Genesis, PART TWO, VII, 5.
See Learning History III.
An amulet informs Christian that, in an emulated Hellenic milieu:
"'Unwise social and fiscal policies led to breakdown, dictatorship, and repeated warfare.'
"Christian bared teeth. 'That sounds familiar.'" (p. 180)
It sounds familiar to readers of Poul Anderson's Technic History. Laurinda comments.
"'Alexander Tytler said it in our eighteenth century... No republic has long outlived the discovery by a majority of its people that they can vote themselves largesse from the public treasury.'" (ibid.)
She must know that Tytler's comment, although probably applicable to this emulated timeline, remains historically specific:
there were long periods before there was such a thing as a "public treasury;"
in her period, the public treasury was so vast that everyone received a basic credit issue without thereby causing breakdown, dictatorship or warfare;
technological production of abundant wealth can make competitive accumulation redundant, indeed counterproductive, thus transcending the antithesis between private and common wealth.
3 comments:
Kaor, Paul!
And I share Christian Brannock's "baring of teeth"! Those unwise and foolish policies exist in the US and many other Western nations. And they are indeed bringing us to ruin.
And we have not yet reached so high a level of technology that anyone can live comfortably off some of "citizen's credit." And if we are to have any chance of achieving it, we need to first get OFF this rock to develop the potentialities of space. E.g., see asteroid 16 Psyche and how SpaceX was given the contract by NASA to send a ship there to study it and its possible utility.

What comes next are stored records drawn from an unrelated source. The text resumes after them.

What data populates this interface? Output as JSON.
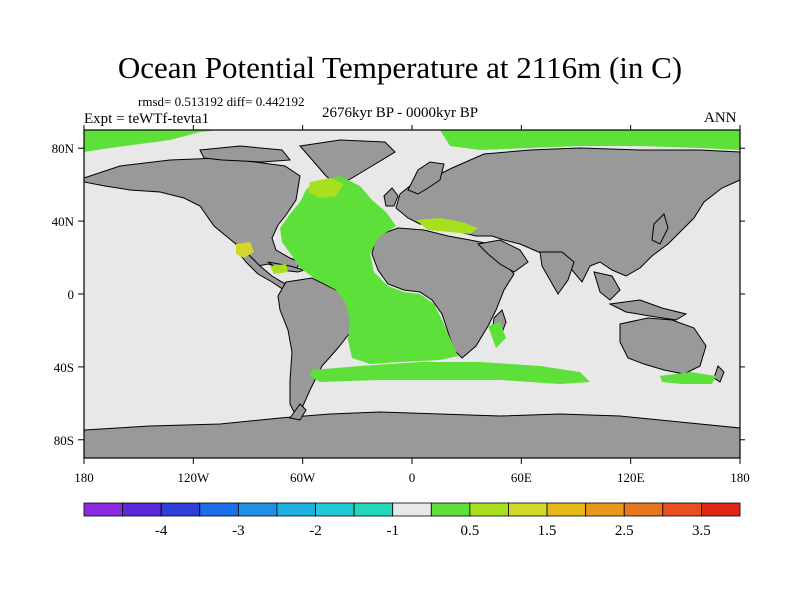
{
  "figure": {
    "title": "Ocean Potential Temperature at 2116m (in C)",
    "stats": "rmsd= 0.513192 diff= 0.442192",
    "experiment": "Expt = teWTf-tevta1",
    "period": "2676kyr BP - 0000kyr BP",
    "season": "ANN"
  },
  "axes": {
    "lon_labels": [
      "180",
      "120W",
      "60W",
      "0",
      "60E",
      "120E",
      "180"
    ],
    "lat_labels": [
      "80N",
      "40N",
      "0",
      "40S",
      "80S"
    ]
  },
  "colorbar": {
    "colors": [
      "#8a2be2",
      "#5a2bd9",
      "#2f3fdc",
      "#1a6ee8",
      "#1e90e6",
      "#1fb0e0",
      "#22c8d8",
      "#22d8b8",
      "#e8e8e8",
      "#5ee03a",
      "#a8e020",
      "#d2d828",
      "#e6b818",
      "#e8981a",
      "#e8761c",
      "#e85020",
      "#e02818"
    ],
    "labels": [
      "-4",
      "-3",
      "-2",
      "-1",
      "0.5",
      "1.5",
      "2.5",
      "3.5"
    ]
  },
  "map_colors": {
    "land": "#999999",
    "ocean_neutral": "#e8e8e8",
    "positive_anomaly": "#5ee03a",
    "strong_anomaly": "#a8e020"
  }
}
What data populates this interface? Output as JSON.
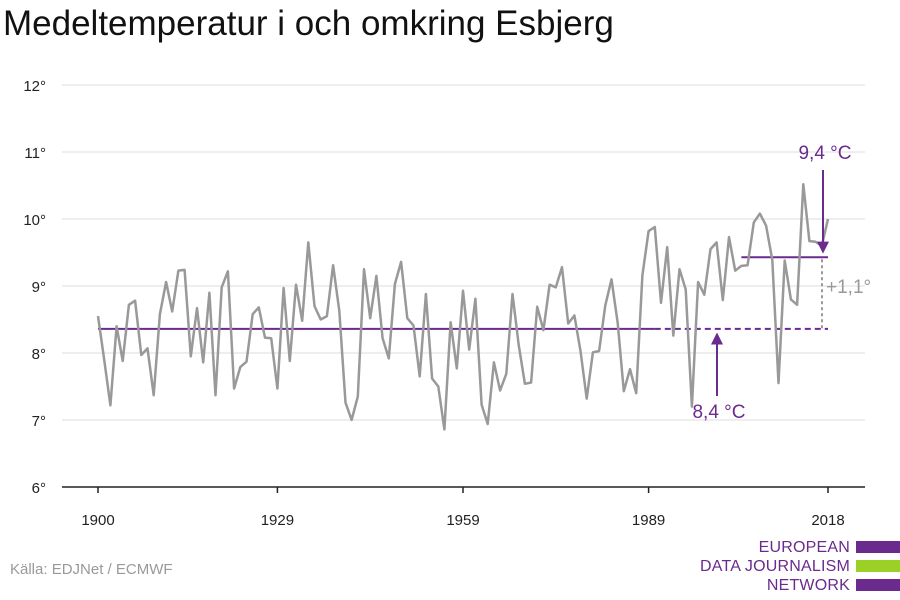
{
  "title": "Medeltemperatur i och omkring Esbjerg",
  "source": "Källa: EDJNet / ECMWF",
  "logo": {
    "lines": [
      "EUROPEAN",
      "DATA JOURNALISM",
      "NETWORK"
    ],
    "colors": [
      "#6a2a8e",
      "#9bd026",
      "#6a2a8e"
    ]
  },
  "chart_data": {
    "type": "line",
    "title": "Medeltemperatur i och omkring Esbjerg",
    "xlabel": "",
    "ylabel": "",
    "xlim": [
      1900,
      2018
    ],
    "ylim": [
      6,
      12
    ],
    "x_ticks": [
      1900,
      1929,
      1959,
      1989,
      2018
    ],
    "x_tick_labels": [
      "1900",
      "1929",
      "1959",
      "1989",
      "2018"
    ],
    "y_ticks": [
      6,
      7,
      8,
      9,
      10,
      11,
      12
    ],
    "y_tick_labels": [
      "6°",
      "7°",
      "8°",
      "9°",
      "10°",
      "11°",
      "12°"
    ],
    "grid": true,
    "legend": "none",
    "series": [
      {
        "color": "#999999",
        "x": [
          1900,
          1901,
          1902,
          1903,
          1904,
          1905,
          1906,
          1907,
          1908,
          1909,
          1910,
          1911,
          1912,
          1913,
          1914,
          1915,
          1916,
          1917,
          1918,
          1919,
          1920,
          1921,
          1922,
          1923,
          1924,
          1925,
          1926,
          1927,
          1928,
          1929,
          1930,
          1931,
          1932,
          1933,
          1934,
          1935,
          1936,
          1937,
          1938,
          1939,
          1940,
          1941,
          1942,
          1943,
          1944,
          1945,
          1946,
          1947,
          1948,
          1949,
          1950,
          1951,
          1952,
          1953,
          1954,
          1955,
          1956,
          1957,
          1958,
          1959,
          1960,
          1961,
          1962,
          1963,
          1964,
          1965,
          1966,
          1967,
          1968,
          1969,
          1970,
          1971,
          1972,
          1973,
          1974,
          1975,
          1976,
          1977,
          1978,
          1979,
          1980,
          1981,
          1982,
          1983,
          1984,
          1985,
          1986,
          1987,
          1988,
          1989,
          1990,
          1991,
          1992,
          1993,
          1994,
          1995,
          1996,
          1997,
          1998,
          1999,
          2000,
          2001,
          2002,
          2003,
          2004,
          2005,
          2006,
          2007,
          2008,
          2009,
          2010,
          2011,
          2012,
          2013,
          2014,
          2015,
          2016,
          2017,
          2018
        ],
        "values": [
          8.55,
          7.9,
          7.22,
          8.4,
          7.88,
          8.72,
          8.78,
          7.97,
          8.07,
          7.37,
          8.58,
          9.06,
          8.62,
          9.23,
          9.24,
          7.95,
          8.67,
          7.86,
          8.9,
          7.37,
          8.98,
          9.22,
          7.47,
          7.79,
          7.87,
          8.58,
          8.68,
          8.23,
          8.22,
          7.47,
          8.97,
          7.88,
          9.02,
          8.48,
          9.65,
          8.7,
          8.5,
          8.55,
          9.31,
          8.63,
          7.26,
          7.0,
          7.35,
          9.25,
          8.52,
          9.15,
          8.22,
          7.92,
          9.03,
          9.36,
          8.52,
          8.41,
          7.65,
          8.88,
          7.62,
          7.5,
          6.86,
          8.46,
          7.77,
          8.93,
          8.05,
          8.81,
          7.23,
          6.94,
          7.86,
          7.44,
          7.69,
          8.88,
          8.12,
          7.54,
          7.56,
          8.69,
          8.34,
          9.02,
          8.98,
          9.28,
          8.44,
          8.56,
          8.03,
          7.32,
          8.01,
          8.03,
          8.71,
          9.1,
          8.45,
          7.43,
          7.76,
          7.4,
          9.16,
          9.82,
          9.88,
          8.75,
          9.58,
          8.26,
          9.25,
          8.95,
          7.2,
          9.06,
          8.87,
          9.55,
          9.65,
          8.79,
          9.73,
          9.23,
          9.3,
          9.31,
          9.95,
          10.08,
          9.9,
          9.39,
          7.55,
          9.38,
          8.8,
          8.72,
          10.52,
          9.67,
          9.66,
          9.6,
          10.0
        ]
      }
    ],
    "reference_lines": [
      {
        "from": 1900,
        "to": 1990,
        "value": 8.36,
        "style": "solid",
        "color": "#6a2a8e"
      },
      {
        "from": 1990,
        "to": 2018,
        "value": 8.36,
        "style": "dashed",
        "color": "#6a2a8e"
      },
      {
        "from": 2004,
        "to": 2018,
        "value": 9.43,
        "style": "solid",
        "color": "#6a2a8e"
      }
    ],
    "annotations": [
      {
        "text": "9,4 °C",
        "color": "#6a2a8e",
        "x": 2018,
        "y": 9.43
      },
      {
        "text": "8,4 °C",
        "color": "#6a2a8e",
        "x": 2003,
        "y": 8.36
      },
      {
        "text": "+1,1°",
        "color": "#999999",
        "x": 2018,
        "y": 8.9
      }
    ]
  }
}
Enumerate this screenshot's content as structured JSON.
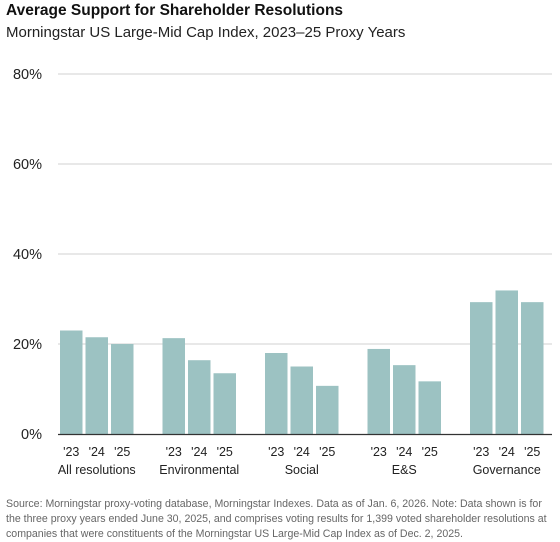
{
  "header": {
    "title": "Average Support for Shareholder Resolutions",
    "subtitle": "Morningstar US Large-Mid Cap Index, 2023–25 Proxy Years"
  },
  "footer": {
    "source": "Source: Morningstar proxy-voting database, Morningstar Indexes. Data as of Jan. 6, 2026. Note: Data shown is for the three proxy years ended June 30, 2025, and comprises voting results for 1,399 voted shareholder resolutions at companies that were constituents of the Morningstar US Large-Mid Cap Index as of Dec. 2, 2025."
  },
  "chart_data": {
    "type": "bar",
    "title": "Average Support for Shareholder Resolutions",
    "subtitle": "Morningstar US Large-Mid Cap Index, 2023–25 Proxy Years",
    "categories": [
      "All resolutions",
      "Environmental",
      "Social",
      "E&S",
      "Governance"
    ],
    "bar_labels": [
      "'23",
      "'24",
      "'25"
    ],
    "values": [
      [
        23.0,
        21.5,
        20.0
      ],
      [
        21.3,
        16.4,
        13.5
      ],
      [
        18.0,
        15.0,
        10.7
      ],
      [
        18.9,
        15.3,
        11.7
      ],
      [
        29.3,
        31.9,
        29.3
      ]
    ],
    "ylim": [
      0,
      80
    ],
    "yticks": [
      0,
      20,
      40,
      60,
      80
    ],
    "ytick_labels": [
      "0%",
      "20%",
      "40%",
      "60%",
      "80%"
    ],
    "xlabel": "",
    "ylabel": "",
    "grid": true,
    "legend": "none",
    "colors": {
      "bar": "#9cc2c2",
      "grid": "#d0d0d0",
      "axis": "#333333"
    }
  }
}
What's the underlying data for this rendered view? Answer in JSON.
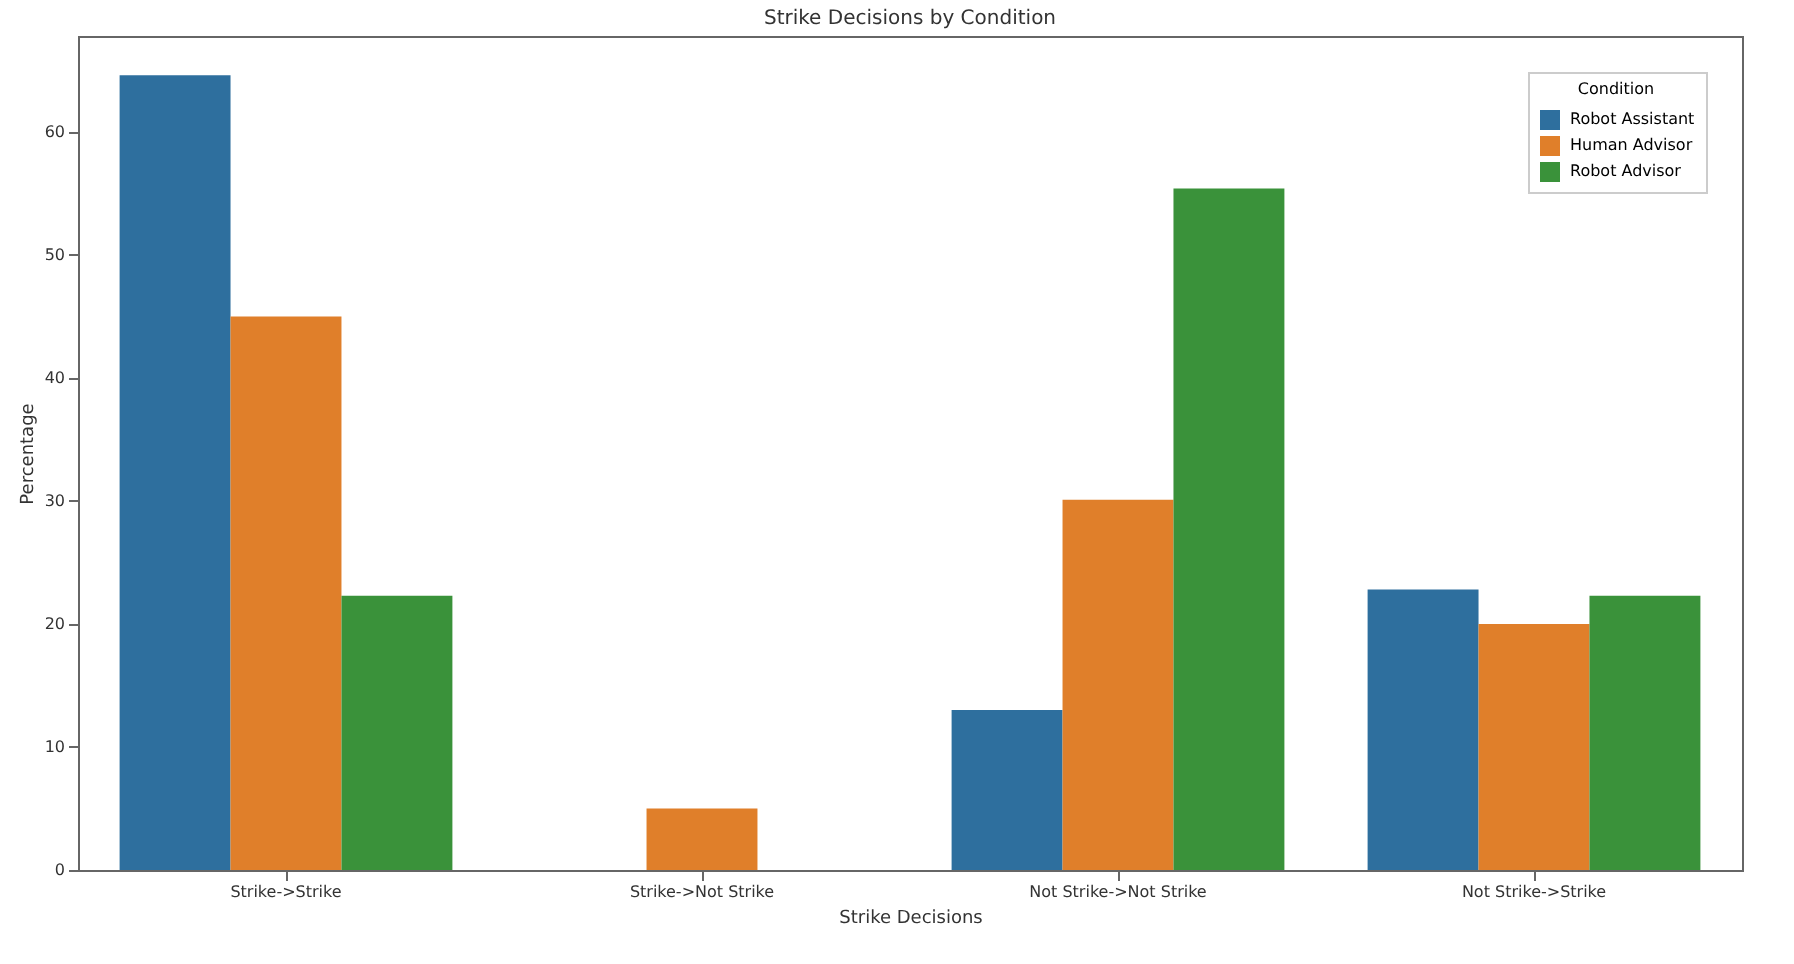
{
  "chart_data": {
    "type": "bar",
    "title": "Strike Decisions by Condition",
    "xlabel": "Strike Decisions",
    "ylabel": "Percentage",
    "legend_title": "Condition",
    "categories": [
      "Strike->Strike",
      "Strike->Not Strike",
      "Not Strike->Not Strike",
      "Not Strike->Strike"
    ],
    "series": [
      {
        "name": "Robot Assistant",
        "color": "#2e6f9e",
        "values": [
          64.6,
          0,
          13.0,
          22.8
        ]
      },
      {
        "name": "Human Advisor",
        "color": "#e07f2a",
        "values": [
          45.0,
          5.0,
          30.1,
          20.0
        ]
      },
      {
        "name": "Robot Advisor",
        "color": "#3a923a",
        "values": [
          22.3,
          0,
          55.4,
          22.3
        ]
      }
    ],
    "ylim": [
      0,
      67.8
    ],
    "yticks": [
      0,
      10,
      20,
      30,
      40,
      50,
      60
    ],
    "grid": false,
    "legend": "top right"
  }
}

And citizen's credit or no citizen's credit, as long as human beings are human, there will be competition among many of them. E.g., competing for power and status.
Ad astra! Sean
There was certainly a public treasury in ancient Athens.
Incidentally, that was the reason that the extreme democratic party in Classical Athens was also the party of the most rabid imperialists.
The Athenian citizen body benefited a great deal from the Athenian Empire into which the League of Delos had turned; the local would-be oligarchs didn't need it nearly as much.
Kaor, Mr. Stirling!
I forgot about that, how "democratic" Athens most certainly did have a public treasury.
And I suspect the reluctance of some would be Athenian oligarchs to support Athenian expansionism was based on suspicion that the inevitable wars needed to bring that would lead to upheaval back home. Upheavals THEY too would suffer from.